Rob Bates: Has the investment market in particular changed?
Jordan Fine: NCDIA does not endorsed investments as none of us can tell the price and future growth. However some stones have appreciated in value. In terms of investment, there is some issues to tackle.
Sean Moore: For us, investments are not for us.. We don’t endorse Natural Color Diamonds as an investment however we do show customers the growth when customers do ask us about this.
Rob Bates: There use to be a stigma against browns, do you still see this? And what about Yellow?
Jim Pounds: Fancy browns exudes warmth and they are very much in demand and yellows in there full range have developed to the retail level, they are just stunning. I don’t see any stigma against yellows.
Rob Bates: Lets talk about supply?
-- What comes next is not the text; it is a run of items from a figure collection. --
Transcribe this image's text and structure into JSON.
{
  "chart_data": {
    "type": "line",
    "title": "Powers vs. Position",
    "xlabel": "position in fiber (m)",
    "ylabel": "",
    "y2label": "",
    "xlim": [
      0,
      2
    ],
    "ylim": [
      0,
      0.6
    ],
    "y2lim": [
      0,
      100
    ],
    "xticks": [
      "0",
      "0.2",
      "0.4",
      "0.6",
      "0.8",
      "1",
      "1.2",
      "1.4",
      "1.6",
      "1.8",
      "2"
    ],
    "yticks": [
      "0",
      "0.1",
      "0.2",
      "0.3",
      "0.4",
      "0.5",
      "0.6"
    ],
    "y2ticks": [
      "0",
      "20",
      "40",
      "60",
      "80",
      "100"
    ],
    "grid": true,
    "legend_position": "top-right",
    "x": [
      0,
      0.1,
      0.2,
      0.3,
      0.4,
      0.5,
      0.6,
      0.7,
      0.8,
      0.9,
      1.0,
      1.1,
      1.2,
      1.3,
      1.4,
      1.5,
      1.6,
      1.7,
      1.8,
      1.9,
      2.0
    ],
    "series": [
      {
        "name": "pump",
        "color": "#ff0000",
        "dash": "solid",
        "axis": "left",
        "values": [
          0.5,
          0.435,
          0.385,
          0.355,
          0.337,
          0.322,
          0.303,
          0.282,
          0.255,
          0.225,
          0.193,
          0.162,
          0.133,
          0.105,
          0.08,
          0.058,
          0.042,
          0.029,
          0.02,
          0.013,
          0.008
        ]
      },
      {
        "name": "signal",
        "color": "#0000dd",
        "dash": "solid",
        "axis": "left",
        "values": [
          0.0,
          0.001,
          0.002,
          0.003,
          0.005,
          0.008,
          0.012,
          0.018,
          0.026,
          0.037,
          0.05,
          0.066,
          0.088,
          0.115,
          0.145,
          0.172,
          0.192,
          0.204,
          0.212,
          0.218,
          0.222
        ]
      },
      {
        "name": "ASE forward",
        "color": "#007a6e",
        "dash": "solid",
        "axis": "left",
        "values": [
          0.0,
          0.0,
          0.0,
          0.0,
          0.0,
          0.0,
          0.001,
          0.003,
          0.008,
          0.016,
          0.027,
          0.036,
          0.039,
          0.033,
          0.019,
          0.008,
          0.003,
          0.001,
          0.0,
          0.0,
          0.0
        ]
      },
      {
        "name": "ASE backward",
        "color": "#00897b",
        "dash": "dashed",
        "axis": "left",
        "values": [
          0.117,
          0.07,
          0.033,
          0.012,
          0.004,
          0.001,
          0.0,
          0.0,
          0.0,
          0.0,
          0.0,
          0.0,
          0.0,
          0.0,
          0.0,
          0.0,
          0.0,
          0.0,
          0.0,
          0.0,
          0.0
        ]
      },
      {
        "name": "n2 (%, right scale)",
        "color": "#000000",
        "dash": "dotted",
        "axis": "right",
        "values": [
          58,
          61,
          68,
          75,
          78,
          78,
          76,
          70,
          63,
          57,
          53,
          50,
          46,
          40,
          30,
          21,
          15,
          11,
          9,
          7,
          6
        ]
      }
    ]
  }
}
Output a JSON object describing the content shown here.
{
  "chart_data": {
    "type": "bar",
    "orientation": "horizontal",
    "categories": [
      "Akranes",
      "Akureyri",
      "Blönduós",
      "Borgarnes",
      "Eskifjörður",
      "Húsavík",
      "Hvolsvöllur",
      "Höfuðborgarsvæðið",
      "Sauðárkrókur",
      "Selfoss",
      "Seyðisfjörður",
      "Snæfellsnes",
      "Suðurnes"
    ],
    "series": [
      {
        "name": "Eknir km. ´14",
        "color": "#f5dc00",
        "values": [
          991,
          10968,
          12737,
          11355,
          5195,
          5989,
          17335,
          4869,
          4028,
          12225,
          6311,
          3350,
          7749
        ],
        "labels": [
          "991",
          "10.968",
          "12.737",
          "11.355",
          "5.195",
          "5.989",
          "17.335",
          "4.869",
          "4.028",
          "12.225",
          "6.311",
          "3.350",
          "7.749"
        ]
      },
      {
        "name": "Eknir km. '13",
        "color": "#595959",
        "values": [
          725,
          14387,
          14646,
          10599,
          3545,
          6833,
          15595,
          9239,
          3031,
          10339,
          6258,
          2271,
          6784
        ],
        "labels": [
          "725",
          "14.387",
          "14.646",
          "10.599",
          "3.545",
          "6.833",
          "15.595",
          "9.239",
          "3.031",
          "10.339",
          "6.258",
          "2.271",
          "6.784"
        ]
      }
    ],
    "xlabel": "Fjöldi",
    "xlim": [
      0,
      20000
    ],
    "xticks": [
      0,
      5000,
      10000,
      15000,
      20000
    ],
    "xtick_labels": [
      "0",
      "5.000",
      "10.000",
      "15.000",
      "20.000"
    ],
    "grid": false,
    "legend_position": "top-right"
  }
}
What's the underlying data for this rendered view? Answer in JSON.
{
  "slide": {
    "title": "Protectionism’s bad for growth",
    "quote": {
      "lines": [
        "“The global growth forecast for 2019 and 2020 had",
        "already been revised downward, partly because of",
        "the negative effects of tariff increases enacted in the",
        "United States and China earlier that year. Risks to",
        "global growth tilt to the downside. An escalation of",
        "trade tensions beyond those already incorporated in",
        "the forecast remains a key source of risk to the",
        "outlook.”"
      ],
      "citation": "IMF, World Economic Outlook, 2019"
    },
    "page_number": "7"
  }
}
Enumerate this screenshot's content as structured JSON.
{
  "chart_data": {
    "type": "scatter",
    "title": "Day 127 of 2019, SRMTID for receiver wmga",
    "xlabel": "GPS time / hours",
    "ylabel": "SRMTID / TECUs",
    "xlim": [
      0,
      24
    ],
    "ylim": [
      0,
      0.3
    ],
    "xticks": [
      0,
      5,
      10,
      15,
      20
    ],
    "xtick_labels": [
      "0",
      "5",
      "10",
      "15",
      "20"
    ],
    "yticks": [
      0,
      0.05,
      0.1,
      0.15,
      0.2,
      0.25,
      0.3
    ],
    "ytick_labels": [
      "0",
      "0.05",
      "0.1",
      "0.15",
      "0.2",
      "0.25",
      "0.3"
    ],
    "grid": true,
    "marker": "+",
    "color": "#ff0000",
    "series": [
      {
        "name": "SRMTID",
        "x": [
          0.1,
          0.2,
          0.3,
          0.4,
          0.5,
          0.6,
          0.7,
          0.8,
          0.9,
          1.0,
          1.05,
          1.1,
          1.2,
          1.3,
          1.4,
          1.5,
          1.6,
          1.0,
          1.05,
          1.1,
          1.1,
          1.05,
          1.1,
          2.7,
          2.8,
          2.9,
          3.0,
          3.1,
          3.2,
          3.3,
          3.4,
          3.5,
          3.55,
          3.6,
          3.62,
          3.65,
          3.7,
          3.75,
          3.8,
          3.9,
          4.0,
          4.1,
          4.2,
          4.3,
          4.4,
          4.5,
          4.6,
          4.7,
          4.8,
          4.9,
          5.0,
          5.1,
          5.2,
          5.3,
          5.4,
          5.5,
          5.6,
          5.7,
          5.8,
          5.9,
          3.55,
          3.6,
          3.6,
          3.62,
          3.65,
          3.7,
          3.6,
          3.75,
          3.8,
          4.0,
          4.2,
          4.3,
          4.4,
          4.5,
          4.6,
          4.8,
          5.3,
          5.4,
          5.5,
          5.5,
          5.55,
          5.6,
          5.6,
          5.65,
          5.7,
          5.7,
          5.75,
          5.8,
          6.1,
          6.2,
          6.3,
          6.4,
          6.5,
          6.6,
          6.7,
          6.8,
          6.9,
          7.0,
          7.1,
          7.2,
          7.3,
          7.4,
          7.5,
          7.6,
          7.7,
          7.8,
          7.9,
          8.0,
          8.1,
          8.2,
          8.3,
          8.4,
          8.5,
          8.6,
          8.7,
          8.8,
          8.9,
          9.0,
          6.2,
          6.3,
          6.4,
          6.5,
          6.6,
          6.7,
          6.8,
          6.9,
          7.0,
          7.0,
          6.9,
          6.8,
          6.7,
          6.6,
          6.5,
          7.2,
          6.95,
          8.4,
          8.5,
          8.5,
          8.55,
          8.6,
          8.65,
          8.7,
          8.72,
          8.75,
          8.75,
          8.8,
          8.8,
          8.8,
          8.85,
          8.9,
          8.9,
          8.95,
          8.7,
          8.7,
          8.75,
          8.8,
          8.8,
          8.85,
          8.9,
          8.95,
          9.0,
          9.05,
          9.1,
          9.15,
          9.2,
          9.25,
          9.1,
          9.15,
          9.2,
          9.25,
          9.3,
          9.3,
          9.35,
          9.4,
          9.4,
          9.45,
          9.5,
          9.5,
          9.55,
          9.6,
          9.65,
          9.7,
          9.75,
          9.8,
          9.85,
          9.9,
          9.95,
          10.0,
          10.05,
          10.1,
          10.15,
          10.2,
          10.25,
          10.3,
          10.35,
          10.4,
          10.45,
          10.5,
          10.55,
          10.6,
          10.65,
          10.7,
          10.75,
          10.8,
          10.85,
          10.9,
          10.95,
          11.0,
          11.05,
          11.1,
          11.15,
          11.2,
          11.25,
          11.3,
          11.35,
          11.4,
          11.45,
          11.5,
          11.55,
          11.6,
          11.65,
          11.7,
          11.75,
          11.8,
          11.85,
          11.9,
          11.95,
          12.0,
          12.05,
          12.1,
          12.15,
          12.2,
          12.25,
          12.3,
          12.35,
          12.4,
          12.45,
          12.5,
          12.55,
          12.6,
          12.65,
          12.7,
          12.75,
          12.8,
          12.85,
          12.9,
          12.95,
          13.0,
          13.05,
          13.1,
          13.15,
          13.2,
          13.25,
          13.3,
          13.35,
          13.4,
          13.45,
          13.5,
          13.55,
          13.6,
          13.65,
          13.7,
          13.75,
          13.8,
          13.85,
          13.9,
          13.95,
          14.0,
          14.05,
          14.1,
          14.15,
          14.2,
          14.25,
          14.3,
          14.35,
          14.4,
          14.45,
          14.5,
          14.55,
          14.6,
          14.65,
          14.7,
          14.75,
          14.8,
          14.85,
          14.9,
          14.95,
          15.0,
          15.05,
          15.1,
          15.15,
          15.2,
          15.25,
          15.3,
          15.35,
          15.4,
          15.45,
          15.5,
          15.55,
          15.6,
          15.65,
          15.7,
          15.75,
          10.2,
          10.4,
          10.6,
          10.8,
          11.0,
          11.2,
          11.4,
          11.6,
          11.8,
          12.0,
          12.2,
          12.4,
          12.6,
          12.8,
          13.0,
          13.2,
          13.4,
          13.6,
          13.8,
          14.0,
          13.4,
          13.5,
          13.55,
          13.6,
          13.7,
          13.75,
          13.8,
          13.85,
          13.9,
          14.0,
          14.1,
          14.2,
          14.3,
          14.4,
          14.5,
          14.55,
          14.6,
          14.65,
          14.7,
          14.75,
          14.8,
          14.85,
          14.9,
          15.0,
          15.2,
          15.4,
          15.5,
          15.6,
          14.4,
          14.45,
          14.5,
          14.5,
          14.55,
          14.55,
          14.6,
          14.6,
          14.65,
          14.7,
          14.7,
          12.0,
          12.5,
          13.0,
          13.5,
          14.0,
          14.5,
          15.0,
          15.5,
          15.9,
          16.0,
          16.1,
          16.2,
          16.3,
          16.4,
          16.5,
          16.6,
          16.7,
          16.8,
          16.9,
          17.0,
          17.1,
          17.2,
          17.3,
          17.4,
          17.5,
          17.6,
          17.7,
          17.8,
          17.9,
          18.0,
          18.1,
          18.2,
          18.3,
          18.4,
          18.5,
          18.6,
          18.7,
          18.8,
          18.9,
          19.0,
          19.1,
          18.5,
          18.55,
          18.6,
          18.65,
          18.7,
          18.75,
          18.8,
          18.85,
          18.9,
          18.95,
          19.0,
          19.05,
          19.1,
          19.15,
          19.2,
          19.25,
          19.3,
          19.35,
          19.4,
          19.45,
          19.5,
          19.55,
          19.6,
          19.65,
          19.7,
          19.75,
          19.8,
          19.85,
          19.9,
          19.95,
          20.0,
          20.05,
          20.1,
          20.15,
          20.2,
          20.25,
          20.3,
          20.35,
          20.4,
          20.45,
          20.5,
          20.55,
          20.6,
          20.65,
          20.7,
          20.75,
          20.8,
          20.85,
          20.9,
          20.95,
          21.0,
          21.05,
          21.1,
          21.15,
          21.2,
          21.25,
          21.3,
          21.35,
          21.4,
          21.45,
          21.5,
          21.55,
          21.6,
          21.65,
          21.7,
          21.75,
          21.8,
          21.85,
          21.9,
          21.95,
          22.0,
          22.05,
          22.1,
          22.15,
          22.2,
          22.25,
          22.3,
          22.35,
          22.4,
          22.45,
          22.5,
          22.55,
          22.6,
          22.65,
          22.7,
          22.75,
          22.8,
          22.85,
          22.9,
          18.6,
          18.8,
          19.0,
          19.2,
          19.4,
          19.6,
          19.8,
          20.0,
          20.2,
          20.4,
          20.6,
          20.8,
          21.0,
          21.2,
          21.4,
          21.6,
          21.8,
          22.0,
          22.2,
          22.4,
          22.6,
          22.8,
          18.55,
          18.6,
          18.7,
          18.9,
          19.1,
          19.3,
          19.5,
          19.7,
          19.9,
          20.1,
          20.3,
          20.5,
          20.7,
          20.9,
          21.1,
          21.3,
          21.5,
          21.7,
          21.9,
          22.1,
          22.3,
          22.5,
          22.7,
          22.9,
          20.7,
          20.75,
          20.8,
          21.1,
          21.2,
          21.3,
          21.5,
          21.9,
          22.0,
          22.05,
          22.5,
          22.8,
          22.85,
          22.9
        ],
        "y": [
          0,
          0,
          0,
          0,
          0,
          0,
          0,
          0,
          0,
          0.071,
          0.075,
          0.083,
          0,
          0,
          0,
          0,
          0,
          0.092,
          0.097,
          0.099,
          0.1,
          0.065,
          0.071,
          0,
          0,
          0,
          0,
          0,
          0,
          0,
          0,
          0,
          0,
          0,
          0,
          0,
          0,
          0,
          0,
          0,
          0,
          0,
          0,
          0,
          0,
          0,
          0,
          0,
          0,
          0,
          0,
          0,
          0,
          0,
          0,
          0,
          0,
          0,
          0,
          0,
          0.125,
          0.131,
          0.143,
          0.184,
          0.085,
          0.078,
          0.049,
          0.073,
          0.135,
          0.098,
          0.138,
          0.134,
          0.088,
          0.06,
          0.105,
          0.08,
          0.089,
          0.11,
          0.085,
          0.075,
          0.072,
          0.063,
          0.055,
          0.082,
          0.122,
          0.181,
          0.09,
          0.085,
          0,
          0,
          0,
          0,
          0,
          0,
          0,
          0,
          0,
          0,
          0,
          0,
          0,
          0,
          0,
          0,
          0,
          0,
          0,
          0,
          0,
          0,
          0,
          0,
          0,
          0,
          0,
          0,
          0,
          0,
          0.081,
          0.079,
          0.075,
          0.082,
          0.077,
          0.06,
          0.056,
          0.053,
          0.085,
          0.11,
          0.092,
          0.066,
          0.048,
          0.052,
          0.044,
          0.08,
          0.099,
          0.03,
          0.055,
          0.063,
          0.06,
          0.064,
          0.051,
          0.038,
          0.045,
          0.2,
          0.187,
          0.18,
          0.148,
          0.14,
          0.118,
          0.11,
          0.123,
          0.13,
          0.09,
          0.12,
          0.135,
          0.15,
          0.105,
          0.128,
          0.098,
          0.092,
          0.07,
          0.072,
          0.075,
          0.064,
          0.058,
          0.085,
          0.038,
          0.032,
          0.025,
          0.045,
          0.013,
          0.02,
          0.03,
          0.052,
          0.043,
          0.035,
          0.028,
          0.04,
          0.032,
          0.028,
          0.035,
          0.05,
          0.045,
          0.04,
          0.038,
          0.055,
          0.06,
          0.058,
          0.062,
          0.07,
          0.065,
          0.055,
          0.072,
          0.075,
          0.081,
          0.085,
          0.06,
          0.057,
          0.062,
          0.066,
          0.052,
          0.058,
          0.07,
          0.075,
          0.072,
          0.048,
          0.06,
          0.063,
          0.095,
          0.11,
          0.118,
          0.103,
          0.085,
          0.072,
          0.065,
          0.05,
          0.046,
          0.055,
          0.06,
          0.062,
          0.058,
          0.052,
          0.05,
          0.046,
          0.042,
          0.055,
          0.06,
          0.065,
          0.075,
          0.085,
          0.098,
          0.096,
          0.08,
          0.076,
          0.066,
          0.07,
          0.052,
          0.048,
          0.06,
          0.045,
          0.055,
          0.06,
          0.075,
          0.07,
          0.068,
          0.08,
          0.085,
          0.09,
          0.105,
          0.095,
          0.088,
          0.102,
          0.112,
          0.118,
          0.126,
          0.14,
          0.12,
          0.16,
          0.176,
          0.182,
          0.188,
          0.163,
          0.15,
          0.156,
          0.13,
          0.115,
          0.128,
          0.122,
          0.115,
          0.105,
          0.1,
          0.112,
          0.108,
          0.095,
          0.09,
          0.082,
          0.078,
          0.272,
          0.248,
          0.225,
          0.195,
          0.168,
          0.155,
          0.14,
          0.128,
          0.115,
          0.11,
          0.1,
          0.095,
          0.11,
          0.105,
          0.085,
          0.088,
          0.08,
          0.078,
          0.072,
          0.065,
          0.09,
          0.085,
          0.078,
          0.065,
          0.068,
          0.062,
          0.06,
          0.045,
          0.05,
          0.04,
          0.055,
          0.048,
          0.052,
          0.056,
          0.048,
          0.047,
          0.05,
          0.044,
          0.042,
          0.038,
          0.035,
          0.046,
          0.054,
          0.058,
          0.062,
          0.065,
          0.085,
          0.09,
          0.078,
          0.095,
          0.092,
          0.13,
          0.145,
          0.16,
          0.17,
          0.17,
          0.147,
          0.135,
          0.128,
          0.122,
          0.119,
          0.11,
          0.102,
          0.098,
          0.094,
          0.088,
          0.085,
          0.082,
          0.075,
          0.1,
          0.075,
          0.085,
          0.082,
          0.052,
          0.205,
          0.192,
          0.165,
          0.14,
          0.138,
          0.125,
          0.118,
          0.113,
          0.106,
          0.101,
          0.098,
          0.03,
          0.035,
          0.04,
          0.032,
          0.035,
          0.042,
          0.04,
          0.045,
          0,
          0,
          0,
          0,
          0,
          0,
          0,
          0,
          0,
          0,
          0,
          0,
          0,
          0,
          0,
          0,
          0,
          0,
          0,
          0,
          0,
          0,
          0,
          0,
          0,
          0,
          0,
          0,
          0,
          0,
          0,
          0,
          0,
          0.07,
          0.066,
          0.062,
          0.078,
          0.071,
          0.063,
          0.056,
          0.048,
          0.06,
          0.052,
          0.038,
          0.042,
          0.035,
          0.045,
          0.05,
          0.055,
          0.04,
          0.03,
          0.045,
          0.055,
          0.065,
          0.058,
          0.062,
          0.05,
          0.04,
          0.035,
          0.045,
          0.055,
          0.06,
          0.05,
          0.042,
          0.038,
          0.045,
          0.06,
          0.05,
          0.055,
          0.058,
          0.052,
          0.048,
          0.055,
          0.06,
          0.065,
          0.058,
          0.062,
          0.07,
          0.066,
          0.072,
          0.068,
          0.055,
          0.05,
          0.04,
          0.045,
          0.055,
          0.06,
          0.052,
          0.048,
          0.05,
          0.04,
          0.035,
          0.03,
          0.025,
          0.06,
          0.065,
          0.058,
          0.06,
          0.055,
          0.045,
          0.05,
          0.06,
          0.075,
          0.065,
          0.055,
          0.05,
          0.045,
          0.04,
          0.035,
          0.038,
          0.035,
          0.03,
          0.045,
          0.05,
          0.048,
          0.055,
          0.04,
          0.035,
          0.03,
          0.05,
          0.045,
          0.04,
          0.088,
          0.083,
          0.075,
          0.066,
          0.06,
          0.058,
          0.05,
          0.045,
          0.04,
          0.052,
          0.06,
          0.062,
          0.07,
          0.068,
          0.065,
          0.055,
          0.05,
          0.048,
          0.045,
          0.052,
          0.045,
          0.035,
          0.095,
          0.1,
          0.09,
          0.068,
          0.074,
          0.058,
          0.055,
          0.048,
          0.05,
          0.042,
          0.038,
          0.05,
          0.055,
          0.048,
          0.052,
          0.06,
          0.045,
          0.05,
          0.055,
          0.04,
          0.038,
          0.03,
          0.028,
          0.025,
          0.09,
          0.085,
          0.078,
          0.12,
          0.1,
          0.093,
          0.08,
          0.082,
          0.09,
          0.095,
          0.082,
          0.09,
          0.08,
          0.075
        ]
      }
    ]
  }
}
Who will fill the gap with Pink once the supply of Argyle is complete.
Jim Pounds: From the Dominion Diamond Group, we don’t see any significant growth in production of Pink Diamonds, a few more yellows but it is a challenge to maintain supply. Argyle from what we know could extend to 2020 and beyond however with the economics it’s really the direction that Rio Tinto wants to take
Rob Bates: Lets talk about synthetics and new treatments.
Tom Gelb: The push from what i have seen has always been with white goods. With treatments it use to be people in their garages, however it’s a bit more complex now as “scientists” have been getting involved. But the ultimate goal for these guys are white goods.